En algún momento, el ajedrez pasó a ser para mí más un remedio que un entretenimiento. Un remedio para no sé qué, pero un remedio. Acudo al tablero como acudiría al médico si supiera pedir ayuda.
Primero, busco a mi contrincante. Prefiero a los contrincantes conocidos, con quienes sabes qué juegan. No es fácil, están ocupados y para la mayoría de ellos el ajedrez sólo es un entretenimiento, no un remedio. No entienden esa urgencia por echarse una partida.
Si no consigo un contrincante conocido, me aventuro a nuevos terrenos. «¿Tú juegas ajedrez?» pregunto a quien parece tener mirada de ajedrecista. En otras palabras, busco a quien cae en mi prejuicio de cómo debiera ser quien habitualmente se sienta frente a un tablero. Si no tengo suerte, busco romper mis prejuicios.
En el peor de los casos, recurro a las plataformas en línea. No quiero sonar como los nostálgicos del olor a papel, pero… no es lo mismo. El ajedrecista online no suele tener tacto para administrar el remedio de una partida. Él entra a mover, comer y vencer. Terminado el juego, se retira como si ese instante que compartió con uno no hubiera tenido mayor importancia. Yo busco más que una partida.
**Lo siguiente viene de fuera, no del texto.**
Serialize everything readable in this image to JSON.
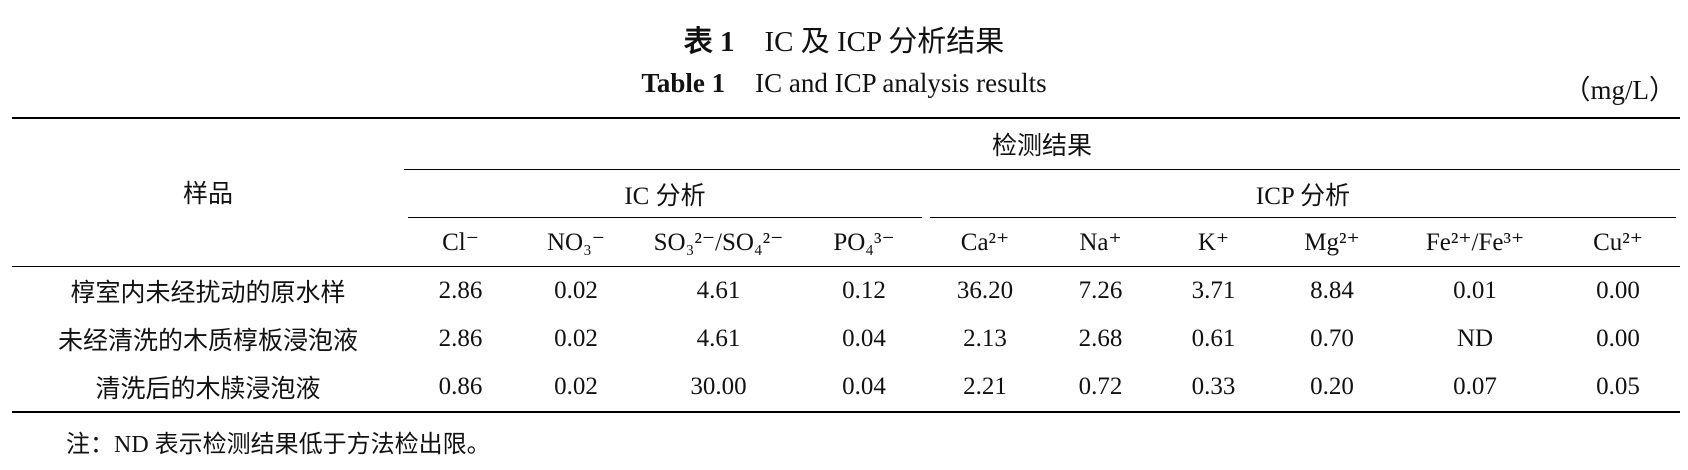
{
  "caption": {
    "zh_label": "表 1",
    "zh_title": "IC 及 ICP 分析结果",
    "en_label": "Table 1",
    "en_title": "IC and ICP analysis results",
    "unit": "（mg/L）"
  },
  "table": {
    "sample_header": "样品",
    "group_header": "检测结果",
    "ic_header": "IC 分析",
    "icp_header": "ICP 分析",
    "ic_columns": [
      "Cl⁻",
      "NO₃⁻",
      "SO₃²⁻/SO₄²⁻",
      "PO₄³⁻"
    ],
    "icp_columns": [
      "Ca²⁺",
      "Na⁺",
      "K⁺",
      "Mg²⁺",
      "Fe²⁺/Fe³⁺",
      "Cu²⁺"
    ],
    "rows": [
      {
        "sample": "椁室内未经扰动的原水样",
        "values": [
          "2.86",
          "0.02",
          "4.61",
          "0.12",
          "36.20",
          "7.26",
          "3.71",
          "8.84",
          "0.01",
          "0.00"
        ]
      },
      {
        "sample": "未经清洗的木质椁板浸泡液",
        "values": [
          "2.86",
          "0.02",
          "4.61",
          "0.04",
          "2.13",
          "2.68",
          "0.61",
          "0.70",
          "ND",
          "0.00"
        ]
      },
      {
        "sample": "清洗后的木牍浸泡液",
        "values": [
          "0.86",
          "0.02",
          "30.00",
          "0.04",
          "2.21",
          "0.72",
          "0.33",
          "0.20",
          "0.07",
          "0.05"
        ]
      }
    ]
  },
  "note": "注：ND 表示检测结果低于方法检出限。"
}
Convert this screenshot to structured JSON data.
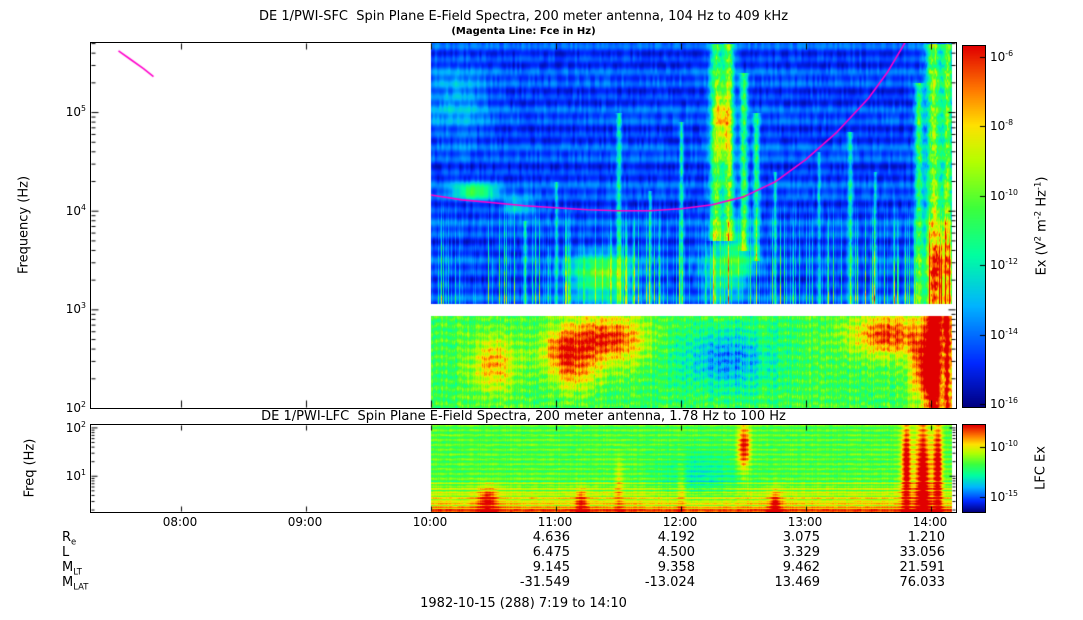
{
  "footer": {
    "date_label": "1982-10-15 (288) 7:19 to 14:10"
  },
  "colormap_stops": [
    [
      0.0,
      0,
      0,
      130
    ],
    [
      0.12,
      0,
      40,
      255
    ],
    [
      0.28,
      0,
      180,
      255
    ],
    [
      0.42,
      0,
      255,
      160
    ],
    [
      0.55,
      60,
      255,
      60
    ],
    [
      0.68,
      180,
      255,
      0
    ],
    [
      0.78,
      255,
      225,
      0
    ],
    [
      0.88,
      255,
      120,
      0
    ],
    [
      1.0,
      225,
      0,
      0
    ]
  ],
  "ephemeris": {
    "rows": [
      {
        "label": "R_e",
        "values": [
          "4.636",
          "4.192",
          "3.075",
          "1.210"
        ]
      },
      {
        "label": "L",
        "values": [
          "6.475",
          "4.500",
          "3.329",
          "33.056"
        ]
      },
      {
        "label": "M_LT",
        "values": [
          "9.145",
          "9.358",
          "9.462",
          "21.591"
        ]
      },
      {
        "label": "M_LAT",
        "values": [
          "-31.549",
          "-13.024",
          "13.469",
          "76.033"
        ]
      }
    ]
  },
  "chart_data": [
    {
      "type": "heatmap",
      "instrument": "DE 1/PWI-SFC",
      "title": "DE 1/PWI-SFC  Spin Plane E-Field Spectra, 200 meter antenna, 104 Hz to 409 kHz",
      "subtitle": "(Magenta Line: Fce in Hz)",
      "ylabel": "Frequency (Hz)",
      "ylim_log10_hz": [
        2.0,
        5.7
      ],
      "ytick_labels": [
        "10^5",
        "10^4",
        "10^3",
        "10^2"
      ],
      "ytick_log10": [
        5,
        4,
        3,
        2
      ],
      "xtick_labels": [
        "08:00",
        "09:00",
        "10:00",
        "11:00",
        "12:00",
        "13:00",
        "14:00"
      ],
      "xtick_hours": [
        8,
        9,
        10,
        11,
        12,
        13,
        14
      ],
      "x_range_hours": [
        7.28,
        14.2
      ],
      "data_hours": [
        10.0,
        14.167
      ],
      "white_gap_log10": [
        2.94,
        3.06
      ],
      "colorbar": {
        "label": "Ex (V^2 m^-2 Hz^-1)",
        "tick_labels": [
          "10^-6",
          "10^-8",
          "10^-10",
          "10^-12",
          "10^-14",
          "10^-16"
        ],
        "range_log10": [
          -16,
          -6
        ]
      },
      "fce_line": {
        "color": "#ff00cc",
        "points_t_logf": [
          [
            10.0,
            4.16
          ],
          [
            10.25,
            4.11
          ],
          [
            10.5,
            4.08
          ],
          [
            10.75,
            4.05
          ],
          [
            11.0,
            4.03
          ],
          [
            11.25,
            4.01
          ],
          [
            11.5,
            4.0
          ],
          [
            11.75,
            4.0
          ],
          [
            12.0,
            4.02
          ],
          [
            12.25,
            4.06
          ],
          [
            12.5,
            4.14
          ],
          [
            12.75,
            4.29
          ],
          [
            13.0,
            4.52
          ],
          [
            13.25,
            4.8
          ],
          [
            13.5,
            5.14
          ],
          [
            13.65,
            5.4
          ],
          [
            13.8,
            5.72
          ]
        ],
        "pre_segment_t_logf": [
          [
            7.5,
            5.62
          ],
          [
            7.6,
            5.53
          ],
          [
            7.7,
            5.44
          ],
          [
            7.78,
            5.36
          ]
        ]
      },
      "render_features": {
        "blobs": [
          [
            10.5,
            2.45,
            0.18,
            0.28,
            0.3
          ],
          [
            11.05,
            2.6,
            0.18,
            0.22,
            0.3
          ],
          [
            11.4,
            2.7,
            0.3,
            0.25,
            0.45
          ],
          [
            11.35,
            3.35,
            0.25,
            0.22,
            0.42
          ],
          [
            11.15,
            2.35,
            0.2,
            0.2,
            0.22
          ],
          [
            12.35,
            2.5,
            0.35,
            0.3,
            -0.3
          ],
          [
            12.45,
            3.5,
            0.12,
            0.3,
            0.28
          ],
          [
            12.3,
            3.4,
            0.15,
            0.3,
            0.22
          ],
          [
            13.65,
            2.75,
            0.3,
            0.22,
            0.42
          ],
          [
            13.95,
            2.4,
            0.12,
            0.35,
            0.45
          ],
          [
            14.05,
            3.4,
            0.12,
            0.5,
            0.4
          ],
          [
            10.35,
            4.2,
            0.18,
            0.08,
            0.4
          ],
          [
            10.7,
            4.05,
            0.12,
            0.1,
            0.22
          ],
          [
            10.2,
            5.1,
            0.25,
            0.35,
            0.14
          ],
          [
            12.33,
            4.9,
            0.07,
            0.4,
            0.35
          ]
        ],
        "streaks": [
          [
            10.75,
            0.015,
            3.9,
            0.25,
            3.06
          ],
          [
            11.0,
            0.012,
            4.3,
            0.28,
            3.06
          ],
          [
            11.5,
            0.02,
            5.0,
            0.33,
            3.06
          ],
          [
            11.75,
            0.012,
            4.2,
            0.28,
            3.06
          ],
          [
            12.0,
            0.015,
            4.9,
            0.33,
            3.06
          ],
          [
            12.28,
            0.05,
            5.7,
            0.5,
            3.7
          ],
          [
            12.38,
            0.04,
            5.7,
            0.55,
            3.7
          ],
          [
            12.5,
            0.03,
            5.4,
            0.45,
            3.6
          ],
          [
            12.6,
            0.025,
            5.0,
            0.4,
            3.5
          ],
          [
            12.75,
            0.012,
            4.4,
            0.28,
            3.06
          ],
          [
            13.1,
            0.012,
            4.6,
            0.25,
            3.06
          ],
          [
            13.35,
            0.02,
            4.8,
            0.3,
            3.06
          ],
          [
            13.55,
            0.012,
            4.4,
            0.25,
            3.06
          ],
          [
            13.9,
            0.03,
            5.3,
            0.45,
            3.06
          ],
          [
            14.02,
            0.06,
            5.7,
            0.6,
            2.0
          ],
          [
            14.13,
            0.04,
            5.7,
            0.55,
            2.0
          ]
        ]
      }
    },
    {
      "type": "heatmap",
      "instrument": "DE 1/PWI-LFC",
      "title": "DE 1/PWI-LFC  Spin Plane E-Field Spectra, 200 meter antenna, 1.78 Hz to 100 Hz",
      "ylabel": "Freq (Hz)",
      "ylim_log10_hz": [
        0.25,
        2.05
      ],
      "ytick_labels": [
        "10^2",
        "10^1"
      ],
      "ytick_log10": [
        2,
        1
      ],
      "data_hours": [
        10.0,
        14.167
      ],
      "colorbar": {
        "label": "LFC Ex",
        "tick_labels": [
          "10^-10",
          "10^-15"
        ]
      },
      "render_features": {
        "blobs": [
          [
            12.15,
            1.0,
            0.3,
            0.5,
            -0.16
          ],
          [
            12.5,
            1.6,
            0.05,
            0.5,
            0.45
          ],
          [
            13.8,
            1.2,
            0.04,
            1.0,
            0.5
          ],
          [
            13.93,
            1.0,
            0.06,
            1.2,
            0.55
          ],
          [
            14.05,
            1.2,
            0.04,
            1.0,
            0.5
          ],
          [
            10.45,
            0.5,
            0.08,
            0.3,
            0.3
          ],
          [
            11.2,
            0.45,
            0.05,
            0.3,
            0.25
          ],
          [
            12.75,
            0.4,
            0.05,
            0.3,
            0.3
          ],
          [
            11.5,
            0.8,
            0.03,
            0.6,
            0.18
          ],
          [
            12.0,
            0.8,
            0.03,
            0.6,
            0.16
          ]
        ]
      }
    }
  ]
}
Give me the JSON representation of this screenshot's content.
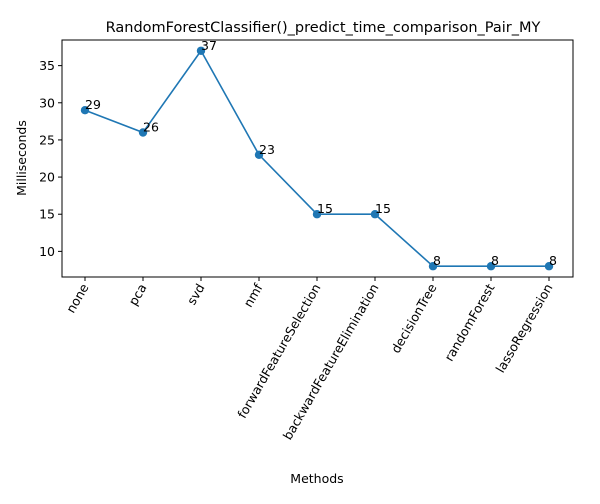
{
  "chart_data": {
    "type": "line",
    "title": "RandomForestClassifier()_predict_time_comparison_Pair_MY",
    "xlabel": "Methods",
    "ylabel": "Milliseconds",
    "categories": [
      "none",
      "pca",
      "svd",
      "nmf",
      "forwardFeatureSelection",
      "backwardFeatureElimination",
      "decisionTree",
      "randomForest",
      "lassoRegression"
    ],
    "values": [
      29,
      26,
      37,
      23,
      15,
      15,
      8,
      8,
      8
    ],
    "data_labels": [
      "29",
      "26",
      "37",
      "23",
      "15",
      "15",
      "8",
      "8",
      "8"
    ],
    "ylim": [
      6.55,
      38.45
    ],
    "yticks": [
      10,
      15,
      20,
      25,
      30,
      35
    ],
    "ytick_labels": [
      "10",
      "15",
      "20",
      "25",
      "30",
      "35"
    ],
    "grid": false,
    "legend": "none",
    "series_color": "#1f77b4",
    "marker": "circle"
  }
}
No me parece fortuito que Saussure, el padre de la lingüística moderna, haya comparado la lengua con un juego de ajedrez. Existe un tipo de comunicación que no logro explicar entre dos contrincantes absortos. De alguna manera se hablan entre ellos y se esfuerzan por entenderse. «¿Por qué prefirió capturar con alfil y no con dama?», «¿Por qué ha colocado el caballo precisamente ahí?». Suponemos que no hay banalidad en cada movimiento. A veces, como en nuestras conversaciones diarias, suponemos mal.
Quizá ese es el remedio que encuentro en el ajedrez. Por un momento, cuando parece que toda la vida se reduce a aquellos sesenta y cuatro cuadritos, siento que me entiendo conmigo y con otro. No me siento tan solo.